Q: What are some of the successes you have seen?
A: There is a wide variety of community health centers. There are rural health centers, there are urban health centers, there are public housing project health centers, there are migrant health centers that stationed to catch the flow of migrant workers with the crops in a wide variety of parts of the country and there are school-based health centers. So to start with, there is a considerable variety of health centers meeting the needs of different populations in different areas.
Q: What are some of the challenges?
A: We have, there are plenty of problems left despite all the community health centers that we have and there is plenty of work still to do and there is still in this country growing inequity not just in health terms but in economic terms and so there is another two or three or four decades of work still to be done but we have made a beginning. We need health centers. We need social change in the circumstances that distribute illness so inequitably across the population. We need a commitment to reduce and eliminate poverty. We need a commitment that every one regardless of their means should have access to quality health care.
Q: How can young people make a difference?
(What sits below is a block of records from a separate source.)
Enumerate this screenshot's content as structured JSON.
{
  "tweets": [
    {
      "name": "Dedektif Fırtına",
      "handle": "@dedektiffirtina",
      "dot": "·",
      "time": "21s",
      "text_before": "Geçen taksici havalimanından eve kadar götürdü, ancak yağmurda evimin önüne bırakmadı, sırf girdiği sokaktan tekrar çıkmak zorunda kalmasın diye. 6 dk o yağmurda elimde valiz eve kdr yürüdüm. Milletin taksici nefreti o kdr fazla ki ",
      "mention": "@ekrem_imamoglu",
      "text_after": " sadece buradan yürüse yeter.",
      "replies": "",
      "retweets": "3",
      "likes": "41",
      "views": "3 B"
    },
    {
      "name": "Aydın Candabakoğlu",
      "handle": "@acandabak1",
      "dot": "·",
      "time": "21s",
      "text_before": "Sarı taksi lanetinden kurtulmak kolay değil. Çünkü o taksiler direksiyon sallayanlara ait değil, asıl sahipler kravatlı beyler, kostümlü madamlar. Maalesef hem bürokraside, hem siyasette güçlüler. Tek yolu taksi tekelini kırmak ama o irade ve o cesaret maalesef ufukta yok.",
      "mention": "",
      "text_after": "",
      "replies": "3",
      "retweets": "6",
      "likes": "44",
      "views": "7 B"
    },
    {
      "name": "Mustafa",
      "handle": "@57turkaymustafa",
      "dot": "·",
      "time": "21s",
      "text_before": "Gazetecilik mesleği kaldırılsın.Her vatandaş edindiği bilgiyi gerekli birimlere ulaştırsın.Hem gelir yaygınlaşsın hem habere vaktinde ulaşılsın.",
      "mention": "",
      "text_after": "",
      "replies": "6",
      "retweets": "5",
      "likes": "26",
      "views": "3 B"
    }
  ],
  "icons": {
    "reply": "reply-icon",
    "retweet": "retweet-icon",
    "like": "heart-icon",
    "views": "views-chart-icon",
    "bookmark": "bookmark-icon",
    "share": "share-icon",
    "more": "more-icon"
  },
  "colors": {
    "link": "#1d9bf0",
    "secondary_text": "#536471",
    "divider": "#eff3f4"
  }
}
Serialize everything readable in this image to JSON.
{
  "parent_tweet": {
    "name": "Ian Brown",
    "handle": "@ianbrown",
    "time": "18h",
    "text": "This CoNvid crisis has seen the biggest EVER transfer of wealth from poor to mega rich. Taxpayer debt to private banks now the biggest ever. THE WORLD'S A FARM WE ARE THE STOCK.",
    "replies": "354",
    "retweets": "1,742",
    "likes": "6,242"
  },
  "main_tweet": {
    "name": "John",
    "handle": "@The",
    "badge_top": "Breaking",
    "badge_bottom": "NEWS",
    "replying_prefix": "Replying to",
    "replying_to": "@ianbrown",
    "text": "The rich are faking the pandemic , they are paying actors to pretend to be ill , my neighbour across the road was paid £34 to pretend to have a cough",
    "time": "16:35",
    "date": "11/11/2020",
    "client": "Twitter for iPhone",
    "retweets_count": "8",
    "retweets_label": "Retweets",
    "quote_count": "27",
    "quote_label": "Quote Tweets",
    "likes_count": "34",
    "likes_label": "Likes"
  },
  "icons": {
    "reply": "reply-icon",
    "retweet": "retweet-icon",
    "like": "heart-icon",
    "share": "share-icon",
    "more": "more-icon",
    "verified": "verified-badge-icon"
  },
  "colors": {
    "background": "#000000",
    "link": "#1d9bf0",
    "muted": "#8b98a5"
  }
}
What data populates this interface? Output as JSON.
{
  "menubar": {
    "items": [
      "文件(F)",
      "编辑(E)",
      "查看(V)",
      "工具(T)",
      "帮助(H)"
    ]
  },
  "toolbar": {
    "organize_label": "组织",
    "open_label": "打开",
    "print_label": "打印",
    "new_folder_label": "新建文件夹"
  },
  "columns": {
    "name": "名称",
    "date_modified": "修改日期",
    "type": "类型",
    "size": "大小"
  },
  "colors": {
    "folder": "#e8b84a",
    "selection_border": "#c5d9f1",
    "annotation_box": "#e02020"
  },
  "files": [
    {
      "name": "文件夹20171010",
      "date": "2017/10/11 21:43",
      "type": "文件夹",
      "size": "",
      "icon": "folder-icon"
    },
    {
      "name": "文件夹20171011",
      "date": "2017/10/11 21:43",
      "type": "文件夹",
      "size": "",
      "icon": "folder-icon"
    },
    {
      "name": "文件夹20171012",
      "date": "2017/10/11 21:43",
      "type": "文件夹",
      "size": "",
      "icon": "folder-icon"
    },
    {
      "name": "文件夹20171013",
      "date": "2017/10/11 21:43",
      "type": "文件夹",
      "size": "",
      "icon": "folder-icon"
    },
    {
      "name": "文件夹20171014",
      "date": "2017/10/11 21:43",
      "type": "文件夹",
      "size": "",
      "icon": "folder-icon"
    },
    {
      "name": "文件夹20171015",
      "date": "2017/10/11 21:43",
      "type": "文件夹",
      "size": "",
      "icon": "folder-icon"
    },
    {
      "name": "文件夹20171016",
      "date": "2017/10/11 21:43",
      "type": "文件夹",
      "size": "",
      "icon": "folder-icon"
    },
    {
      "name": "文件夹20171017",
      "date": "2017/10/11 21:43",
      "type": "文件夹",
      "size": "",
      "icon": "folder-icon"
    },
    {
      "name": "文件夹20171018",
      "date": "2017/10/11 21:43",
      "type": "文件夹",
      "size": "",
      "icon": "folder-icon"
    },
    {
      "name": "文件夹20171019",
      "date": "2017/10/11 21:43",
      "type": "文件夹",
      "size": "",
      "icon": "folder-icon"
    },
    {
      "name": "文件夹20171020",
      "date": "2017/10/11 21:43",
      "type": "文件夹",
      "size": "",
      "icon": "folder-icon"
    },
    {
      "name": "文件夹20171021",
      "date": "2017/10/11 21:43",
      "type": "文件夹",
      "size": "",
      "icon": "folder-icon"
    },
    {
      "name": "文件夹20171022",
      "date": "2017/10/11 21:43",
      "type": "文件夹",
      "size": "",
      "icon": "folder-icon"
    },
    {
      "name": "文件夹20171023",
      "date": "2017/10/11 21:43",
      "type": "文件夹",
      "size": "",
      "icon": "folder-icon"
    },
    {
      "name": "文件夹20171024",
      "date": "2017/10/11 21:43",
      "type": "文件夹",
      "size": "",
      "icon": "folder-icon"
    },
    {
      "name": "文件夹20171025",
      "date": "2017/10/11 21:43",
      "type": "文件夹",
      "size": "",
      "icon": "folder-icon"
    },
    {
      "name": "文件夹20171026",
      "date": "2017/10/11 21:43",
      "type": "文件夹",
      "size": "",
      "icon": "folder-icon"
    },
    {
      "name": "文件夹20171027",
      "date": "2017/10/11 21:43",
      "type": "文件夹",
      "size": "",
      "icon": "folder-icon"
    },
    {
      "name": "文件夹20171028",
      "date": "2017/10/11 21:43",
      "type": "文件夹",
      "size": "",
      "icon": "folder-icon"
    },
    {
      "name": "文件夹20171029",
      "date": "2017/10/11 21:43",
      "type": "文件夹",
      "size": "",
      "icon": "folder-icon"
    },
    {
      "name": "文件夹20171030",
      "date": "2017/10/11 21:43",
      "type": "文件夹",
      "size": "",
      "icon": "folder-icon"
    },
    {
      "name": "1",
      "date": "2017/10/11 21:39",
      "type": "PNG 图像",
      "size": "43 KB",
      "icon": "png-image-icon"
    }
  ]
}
A: We're not doing enough because we have 47 million people uninsured and there aren't enough community health centers to reach all of them, urban or rural in the first place. In the United States, there are not many people left drinking unclean water from the drainage ditch or without protected water systems, either wells or sewer systems and piped water. But there are some, and it is a responsibility of community health centers to fight, lobby together with the community for the kinds of clean water sanitary resources that they need, as well as adequacy of food stamps, adequacy of grocery store resources and the like that the population needs. In urban areas, community health centers are still involved in training teenagers from the population to do randomized home surveys for lead paint and lead dust, one of the greatest threats to the health of children in poor and minority urban communities in older housing, and to do the kinds of housing surveys that will pick up the dangerous environments in which some of our patients and some of the populations live. We look and we train our students in medical school now to look at the adequacy of recreational spaces, the adequacy of traffic patterns on the way to and from school, the same as we did way back in the beginning.